Thisssss... Sssstuff? What you don't know is that that sweater is not just blue, it's not turquoise, it's not lapis. It's actually cerulean.

by Anonymousreply 11September 20, 2015 8:45 PM

I'm the attitude that I put on and remove like all of my garments because the world expects it from me and I've become a caricature.

by Anonymousreply 12September 20, 2015 10:39 PM

I am Sarah Jessica Parker's living room. I was decorated in shabby chic. SJP held a fundraiser for Barack Obama and when Ms. Wintour visited me, she immediately had all of my furniture carted out and more stylish furniture brought in. Barack Obama was not about to see me in shabby chic.

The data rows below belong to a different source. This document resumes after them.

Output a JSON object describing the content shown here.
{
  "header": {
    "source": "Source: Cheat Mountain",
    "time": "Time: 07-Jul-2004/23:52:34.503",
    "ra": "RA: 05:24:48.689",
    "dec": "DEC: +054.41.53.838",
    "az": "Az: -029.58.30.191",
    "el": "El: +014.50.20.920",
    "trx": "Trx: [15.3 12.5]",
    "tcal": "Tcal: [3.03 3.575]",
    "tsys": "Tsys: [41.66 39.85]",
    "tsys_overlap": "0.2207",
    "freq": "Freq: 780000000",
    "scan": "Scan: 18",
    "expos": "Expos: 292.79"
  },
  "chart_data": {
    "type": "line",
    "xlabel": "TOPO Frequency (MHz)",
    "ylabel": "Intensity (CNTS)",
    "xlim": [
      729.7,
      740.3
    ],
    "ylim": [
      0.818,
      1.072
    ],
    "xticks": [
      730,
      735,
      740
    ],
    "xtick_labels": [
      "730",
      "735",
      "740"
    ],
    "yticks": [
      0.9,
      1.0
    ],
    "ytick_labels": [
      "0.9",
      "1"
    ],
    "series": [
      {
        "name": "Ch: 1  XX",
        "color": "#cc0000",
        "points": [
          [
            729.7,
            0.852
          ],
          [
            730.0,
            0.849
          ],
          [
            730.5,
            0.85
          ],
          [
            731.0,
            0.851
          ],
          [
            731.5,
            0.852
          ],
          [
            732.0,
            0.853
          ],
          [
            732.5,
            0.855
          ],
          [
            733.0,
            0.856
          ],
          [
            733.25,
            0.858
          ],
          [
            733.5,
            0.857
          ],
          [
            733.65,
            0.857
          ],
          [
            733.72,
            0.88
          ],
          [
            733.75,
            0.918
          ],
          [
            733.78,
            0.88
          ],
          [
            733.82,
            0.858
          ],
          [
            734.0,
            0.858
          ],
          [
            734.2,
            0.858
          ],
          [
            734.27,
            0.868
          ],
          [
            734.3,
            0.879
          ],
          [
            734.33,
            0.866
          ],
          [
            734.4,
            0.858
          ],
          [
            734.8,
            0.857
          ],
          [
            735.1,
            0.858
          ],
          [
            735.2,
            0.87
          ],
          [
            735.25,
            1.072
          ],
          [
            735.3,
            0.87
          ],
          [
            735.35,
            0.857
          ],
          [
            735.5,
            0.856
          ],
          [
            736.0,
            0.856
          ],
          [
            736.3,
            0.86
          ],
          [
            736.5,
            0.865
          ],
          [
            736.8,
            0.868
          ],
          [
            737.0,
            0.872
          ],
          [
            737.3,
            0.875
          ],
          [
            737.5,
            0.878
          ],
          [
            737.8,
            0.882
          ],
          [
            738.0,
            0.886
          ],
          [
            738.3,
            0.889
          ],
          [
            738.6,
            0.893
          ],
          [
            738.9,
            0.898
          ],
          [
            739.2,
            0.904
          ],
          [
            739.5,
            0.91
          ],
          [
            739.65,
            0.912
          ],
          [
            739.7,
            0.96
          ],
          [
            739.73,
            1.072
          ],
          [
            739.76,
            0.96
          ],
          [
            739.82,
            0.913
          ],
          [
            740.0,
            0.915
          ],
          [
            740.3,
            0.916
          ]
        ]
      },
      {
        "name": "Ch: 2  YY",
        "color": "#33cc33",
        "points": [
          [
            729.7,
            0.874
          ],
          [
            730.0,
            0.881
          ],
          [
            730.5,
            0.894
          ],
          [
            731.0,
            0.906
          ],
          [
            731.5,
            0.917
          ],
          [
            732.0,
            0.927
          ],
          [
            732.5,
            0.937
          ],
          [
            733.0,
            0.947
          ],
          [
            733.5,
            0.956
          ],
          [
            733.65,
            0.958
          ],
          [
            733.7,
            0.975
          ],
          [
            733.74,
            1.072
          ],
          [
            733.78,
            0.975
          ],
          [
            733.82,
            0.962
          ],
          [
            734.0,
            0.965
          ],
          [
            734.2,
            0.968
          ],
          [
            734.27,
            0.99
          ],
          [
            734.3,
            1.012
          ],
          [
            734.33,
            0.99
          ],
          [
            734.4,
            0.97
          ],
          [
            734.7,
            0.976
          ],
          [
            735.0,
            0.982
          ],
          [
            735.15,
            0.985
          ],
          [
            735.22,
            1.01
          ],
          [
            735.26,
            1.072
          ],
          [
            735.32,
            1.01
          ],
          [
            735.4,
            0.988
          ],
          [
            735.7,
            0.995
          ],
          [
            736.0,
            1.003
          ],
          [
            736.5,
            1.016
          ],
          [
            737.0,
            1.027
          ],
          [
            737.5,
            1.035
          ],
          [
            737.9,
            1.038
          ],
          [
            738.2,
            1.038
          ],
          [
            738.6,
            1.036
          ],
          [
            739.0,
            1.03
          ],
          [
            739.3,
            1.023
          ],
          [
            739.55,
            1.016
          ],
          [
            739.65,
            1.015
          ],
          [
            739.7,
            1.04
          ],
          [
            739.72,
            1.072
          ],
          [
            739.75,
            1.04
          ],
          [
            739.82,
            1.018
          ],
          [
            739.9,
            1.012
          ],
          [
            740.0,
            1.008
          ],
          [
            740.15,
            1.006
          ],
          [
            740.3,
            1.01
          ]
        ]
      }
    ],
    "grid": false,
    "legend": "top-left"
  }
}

by Anonymousreply 13September 20, 2015 11:02 PM

never met her, of course, but i'm pretty sure she's a talented woman surrounded by airheads, bimbos, incompetents and "artistes". No wonder she's always irritated and bored to death.

by Anonymousreply 14September 20, 2015 11:21 PM

I have met her, r14 (we have a relative in common). She's nicer than she is given credit for. But she is amazingly stupid. Not model stupid. But just not well-informed.

by Anonymousreply 15September 20, 2015 11:26 PM

I was pleasant and generous to this young man at a fashion shoot in 1992 and in consequence he's never considered me a bitch.

by Anonymousreply 16September 20, 2015 11:30 PM

give us an exemple of her stupidity, R15

by Anonymousreply 17September 20, 2015 11:32 PM

You know, I'm feeling a bit peckish. Bring me the soul of another baby for lunch!

by Anonymousreply 18September 21, 2015 12:13 AM

R15 lets me think she might have Aspergers syndrome: hyper-focused and skilled on a narrow range of things (fashion, style) and unaware of the rest of the world.

Is she socially akward R15?

by Anonymousreply 19September 21, 2015 3:40 PM

How many people know I dropped out of North London Collegiate School at 15? High school dropout! But look at me now.

by Anonymousreply 20October 7, 2015 4:41 AM

Don't tell them that my mummy was American. Even worse I got H & G cancelled before I got the Vogue position. Just because I change my mind every ten seconds doesn't mean that I'm a capricious cunt.

by Anonymousreply 21October 7, 2015 4:56 AM

[quote]She's nicer than she is given credit for. But she is amazingly stupid.

Everyone that works in the fashion business is amazingly stupid....Incredibly lucky to be making the money they make, but amazingly stupid.

by Anonymousreply 22October 7, 2015 5:13 AM

I'm r14, her apologist!

by Anonymousreply 23October 7, 2015 5:22 AM

I'm beautiful!

Offsite Link
by Anonymousreply 24October 7, 2015 6:31 AM

Who?

Offsite Link
by Anonymousreply 25October 7, 2015 7:30 AM

R19, that would explain why she gets on so well with Kanye West.

by Anonymousreply 26October 7, 2015 8:12 AM

I'm the tacky, old lady-ish beige strappy sandals she always wears.

by Anonymousreply 27October 7, 2015 10:11 AM

Have never understood why she is untouchable. She is responsible for the cheapening of the Vogue brand by putting ridiculous celebrities and flashes-in-the pan on the covers. When it was announced that she was in charge of bringing glamour to the Tony Awards this past year by inviting the current slate of non-entities as red carpet guests and by dressing some of the presenters, it turned me off so completely, I switched channels.

by Anonymousreply 28October 7, 2015 2:14 PM

R9, did you mean "weird perks" or "weird quirks?" Either way, please describe further, especially if they are "perks."

R15, I'm also interested in your comments. Can you explain further. Also, how is she nicer than portrayed?

There's the old saying, "You're only as good as the people that report to you." She's survived a long time to be considered so inept and vacuous, according to this thread. How has she managed?

by Anonymousreply 29October 7, 2015 2:38 PM

I'm the high school diploma she never got.

by Anonymousreply 30March 6, 2018 8:19 PM

I’m Anna’s sense of humor. I actually do exist.

Offsite Link
by Anonymousreply 31March 6, 2018 8:41 PM

I am a fraud.

by Anonymousreply 32March 6, 2018 8:42 PM

Im one of her secret lesbian friends

by Anonymousreply 33March 6, 2018 8:47 PM

Did you just get laid off, R30? Is that why you're bumping all these old Anna threads?